We used a person-item (Wright) map to plot item difficulty and the individual’s abilities along its continuum on the same axis of the logits allowing the evaluation of the fit of the item difficulties matched to the abilities of the individuals. We examine to what the extent the item positions match the person positions (targeting) using the Wright map. The best targeting of a measurement is when the mean items are at the same measure as the mean persons. Researchers suggests the difference between the mean value of the mean person measure should be within one logit [39]. Floor or ceiling effects could also be visualized using this map.
We tested the differential item functioning (DIF) across sex, age, education and alcohol consumption. Both statistical test and DIF contrast were used, and a DIF contrast >0.64 indicated a substantial DIF [40].

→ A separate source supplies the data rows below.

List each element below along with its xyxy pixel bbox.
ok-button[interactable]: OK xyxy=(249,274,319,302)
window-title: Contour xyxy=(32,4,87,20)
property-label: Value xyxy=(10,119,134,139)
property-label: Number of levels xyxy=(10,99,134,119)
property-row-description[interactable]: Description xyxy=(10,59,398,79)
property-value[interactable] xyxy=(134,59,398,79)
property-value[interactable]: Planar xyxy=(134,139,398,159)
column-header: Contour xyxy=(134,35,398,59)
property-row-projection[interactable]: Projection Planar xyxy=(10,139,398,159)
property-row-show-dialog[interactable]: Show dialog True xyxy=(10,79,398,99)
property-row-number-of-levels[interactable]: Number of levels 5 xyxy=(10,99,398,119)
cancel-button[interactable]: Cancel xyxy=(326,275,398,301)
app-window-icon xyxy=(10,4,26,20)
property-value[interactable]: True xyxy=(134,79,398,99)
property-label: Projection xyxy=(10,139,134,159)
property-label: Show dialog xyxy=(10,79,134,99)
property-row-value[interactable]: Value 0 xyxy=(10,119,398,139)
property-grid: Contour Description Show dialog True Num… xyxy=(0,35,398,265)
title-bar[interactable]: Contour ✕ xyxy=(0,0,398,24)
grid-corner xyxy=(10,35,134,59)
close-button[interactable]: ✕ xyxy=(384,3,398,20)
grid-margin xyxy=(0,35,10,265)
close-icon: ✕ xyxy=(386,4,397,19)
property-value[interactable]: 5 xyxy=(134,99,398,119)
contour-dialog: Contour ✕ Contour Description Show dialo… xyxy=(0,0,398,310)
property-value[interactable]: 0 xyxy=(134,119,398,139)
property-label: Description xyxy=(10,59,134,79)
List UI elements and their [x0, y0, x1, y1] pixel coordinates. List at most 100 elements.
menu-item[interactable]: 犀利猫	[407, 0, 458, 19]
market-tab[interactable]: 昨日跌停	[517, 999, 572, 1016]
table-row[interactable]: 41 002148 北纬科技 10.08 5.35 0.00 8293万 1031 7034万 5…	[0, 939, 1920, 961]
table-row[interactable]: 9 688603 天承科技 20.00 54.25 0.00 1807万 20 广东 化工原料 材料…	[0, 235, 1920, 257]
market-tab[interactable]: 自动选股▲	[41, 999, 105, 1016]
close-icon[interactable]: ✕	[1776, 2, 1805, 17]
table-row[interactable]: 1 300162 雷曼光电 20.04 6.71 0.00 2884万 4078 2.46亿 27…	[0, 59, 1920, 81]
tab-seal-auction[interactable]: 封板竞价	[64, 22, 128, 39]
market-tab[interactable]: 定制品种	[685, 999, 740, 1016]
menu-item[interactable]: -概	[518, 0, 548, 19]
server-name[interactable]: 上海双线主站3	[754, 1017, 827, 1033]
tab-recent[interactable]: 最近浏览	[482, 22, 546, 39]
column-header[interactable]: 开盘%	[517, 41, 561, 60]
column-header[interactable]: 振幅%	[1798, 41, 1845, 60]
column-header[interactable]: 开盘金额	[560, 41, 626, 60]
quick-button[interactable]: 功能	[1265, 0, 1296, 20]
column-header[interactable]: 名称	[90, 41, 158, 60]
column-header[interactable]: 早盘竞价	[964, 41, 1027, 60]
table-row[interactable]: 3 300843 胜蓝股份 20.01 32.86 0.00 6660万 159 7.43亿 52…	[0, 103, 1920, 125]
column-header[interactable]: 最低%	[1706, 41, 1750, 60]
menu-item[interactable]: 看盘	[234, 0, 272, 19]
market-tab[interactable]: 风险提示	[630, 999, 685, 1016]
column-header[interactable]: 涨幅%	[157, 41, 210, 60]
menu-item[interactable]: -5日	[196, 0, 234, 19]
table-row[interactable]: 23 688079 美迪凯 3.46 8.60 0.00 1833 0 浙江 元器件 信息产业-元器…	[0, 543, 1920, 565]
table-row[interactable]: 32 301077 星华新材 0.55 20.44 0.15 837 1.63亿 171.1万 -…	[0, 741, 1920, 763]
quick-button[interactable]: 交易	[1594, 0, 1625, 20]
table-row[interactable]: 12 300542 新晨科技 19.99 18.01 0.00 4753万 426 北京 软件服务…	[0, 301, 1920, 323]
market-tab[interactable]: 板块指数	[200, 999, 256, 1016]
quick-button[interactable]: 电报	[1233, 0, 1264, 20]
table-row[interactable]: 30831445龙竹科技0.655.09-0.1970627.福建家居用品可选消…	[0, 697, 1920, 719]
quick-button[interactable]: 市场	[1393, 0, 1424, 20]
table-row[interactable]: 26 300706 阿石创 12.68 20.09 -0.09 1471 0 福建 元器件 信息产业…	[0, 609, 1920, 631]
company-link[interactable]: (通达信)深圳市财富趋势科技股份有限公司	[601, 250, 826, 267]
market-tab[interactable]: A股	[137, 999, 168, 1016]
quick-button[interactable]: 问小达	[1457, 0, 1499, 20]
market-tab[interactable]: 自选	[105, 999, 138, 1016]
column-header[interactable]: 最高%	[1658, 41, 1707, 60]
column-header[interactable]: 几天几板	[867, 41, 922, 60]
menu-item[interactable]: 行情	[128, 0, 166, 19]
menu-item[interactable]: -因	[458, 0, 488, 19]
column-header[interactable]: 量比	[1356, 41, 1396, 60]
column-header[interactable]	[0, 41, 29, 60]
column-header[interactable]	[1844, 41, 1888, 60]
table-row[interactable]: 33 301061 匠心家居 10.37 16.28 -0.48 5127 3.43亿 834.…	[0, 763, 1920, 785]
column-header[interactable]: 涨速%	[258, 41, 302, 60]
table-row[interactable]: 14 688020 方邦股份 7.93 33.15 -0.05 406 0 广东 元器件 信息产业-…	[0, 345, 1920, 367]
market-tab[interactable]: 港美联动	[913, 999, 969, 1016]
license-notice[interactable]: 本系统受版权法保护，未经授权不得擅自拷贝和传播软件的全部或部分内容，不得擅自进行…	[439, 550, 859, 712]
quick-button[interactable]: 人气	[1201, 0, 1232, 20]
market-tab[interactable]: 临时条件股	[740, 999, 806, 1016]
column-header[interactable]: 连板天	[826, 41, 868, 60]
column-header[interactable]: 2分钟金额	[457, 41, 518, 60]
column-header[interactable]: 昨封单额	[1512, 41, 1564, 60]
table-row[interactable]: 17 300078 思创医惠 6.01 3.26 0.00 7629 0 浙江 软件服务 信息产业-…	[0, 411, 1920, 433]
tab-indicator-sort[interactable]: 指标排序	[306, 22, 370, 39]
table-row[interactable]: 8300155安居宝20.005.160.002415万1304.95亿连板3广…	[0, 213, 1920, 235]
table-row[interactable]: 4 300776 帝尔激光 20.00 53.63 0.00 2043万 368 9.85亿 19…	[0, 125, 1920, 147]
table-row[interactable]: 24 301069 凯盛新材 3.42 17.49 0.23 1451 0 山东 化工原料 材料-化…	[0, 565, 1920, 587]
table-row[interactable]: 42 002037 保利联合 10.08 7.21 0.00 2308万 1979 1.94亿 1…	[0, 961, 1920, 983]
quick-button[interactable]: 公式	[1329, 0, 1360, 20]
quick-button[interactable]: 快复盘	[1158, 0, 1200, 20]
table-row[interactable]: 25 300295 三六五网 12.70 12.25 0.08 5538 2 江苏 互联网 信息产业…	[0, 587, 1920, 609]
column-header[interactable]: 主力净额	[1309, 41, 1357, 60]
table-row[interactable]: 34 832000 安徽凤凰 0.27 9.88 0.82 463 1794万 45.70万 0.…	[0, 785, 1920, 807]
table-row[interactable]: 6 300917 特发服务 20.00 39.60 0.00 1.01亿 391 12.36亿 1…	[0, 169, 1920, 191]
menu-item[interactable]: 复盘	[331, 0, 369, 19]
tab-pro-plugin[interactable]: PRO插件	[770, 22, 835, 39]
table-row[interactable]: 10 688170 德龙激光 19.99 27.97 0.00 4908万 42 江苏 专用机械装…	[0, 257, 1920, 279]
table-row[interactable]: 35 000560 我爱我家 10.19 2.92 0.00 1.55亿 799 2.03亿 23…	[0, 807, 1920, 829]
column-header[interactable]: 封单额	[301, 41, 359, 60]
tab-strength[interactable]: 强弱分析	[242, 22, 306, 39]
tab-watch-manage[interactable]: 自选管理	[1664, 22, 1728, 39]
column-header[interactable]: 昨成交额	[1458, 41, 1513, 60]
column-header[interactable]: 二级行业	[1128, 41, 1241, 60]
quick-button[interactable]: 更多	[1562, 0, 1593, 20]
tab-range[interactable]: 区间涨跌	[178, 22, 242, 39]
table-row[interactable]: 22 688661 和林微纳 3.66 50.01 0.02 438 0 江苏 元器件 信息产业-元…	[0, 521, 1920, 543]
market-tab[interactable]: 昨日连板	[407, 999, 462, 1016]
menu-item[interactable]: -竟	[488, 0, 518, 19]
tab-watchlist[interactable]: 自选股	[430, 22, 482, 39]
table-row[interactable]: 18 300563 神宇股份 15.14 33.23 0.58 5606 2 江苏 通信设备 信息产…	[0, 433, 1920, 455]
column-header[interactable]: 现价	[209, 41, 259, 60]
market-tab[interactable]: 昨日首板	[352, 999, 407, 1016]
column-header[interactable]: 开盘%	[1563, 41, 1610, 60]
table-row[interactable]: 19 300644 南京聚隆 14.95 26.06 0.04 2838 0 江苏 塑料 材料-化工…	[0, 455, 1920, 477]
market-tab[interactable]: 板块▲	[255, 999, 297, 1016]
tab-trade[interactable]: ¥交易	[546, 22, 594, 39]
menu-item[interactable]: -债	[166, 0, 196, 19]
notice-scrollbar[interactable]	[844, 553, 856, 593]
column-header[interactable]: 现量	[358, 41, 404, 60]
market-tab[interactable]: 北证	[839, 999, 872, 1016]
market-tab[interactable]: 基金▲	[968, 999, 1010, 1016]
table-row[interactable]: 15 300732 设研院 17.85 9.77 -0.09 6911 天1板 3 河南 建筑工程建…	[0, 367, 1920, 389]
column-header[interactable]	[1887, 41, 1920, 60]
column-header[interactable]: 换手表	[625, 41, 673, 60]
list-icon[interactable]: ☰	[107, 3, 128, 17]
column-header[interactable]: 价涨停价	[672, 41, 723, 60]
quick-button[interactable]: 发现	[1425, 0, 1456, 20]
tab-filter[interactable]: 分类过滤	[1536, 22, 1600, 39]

Finally, reliability was evaluated using person separation index (comparable to Cronbach’s alpha). Person separation index denotes how well the test is able to differentiate
among groups of respondents with different levels of depression. An acceptable value for separation is at least 2. Item reliability was assessed using item separation index. Separation value was less than 3 and item reliability was less than 0.9, implying that the sample is not large enough to endorse construct validity or a difficulty exists with the item hierarchy of the instrument [40].
All analyses were conducted using IBM SPSS for Windows, Version 22 (Chicago, IL, USA), STATA, Version 14 () and Rasch models using WINSTEPS [40].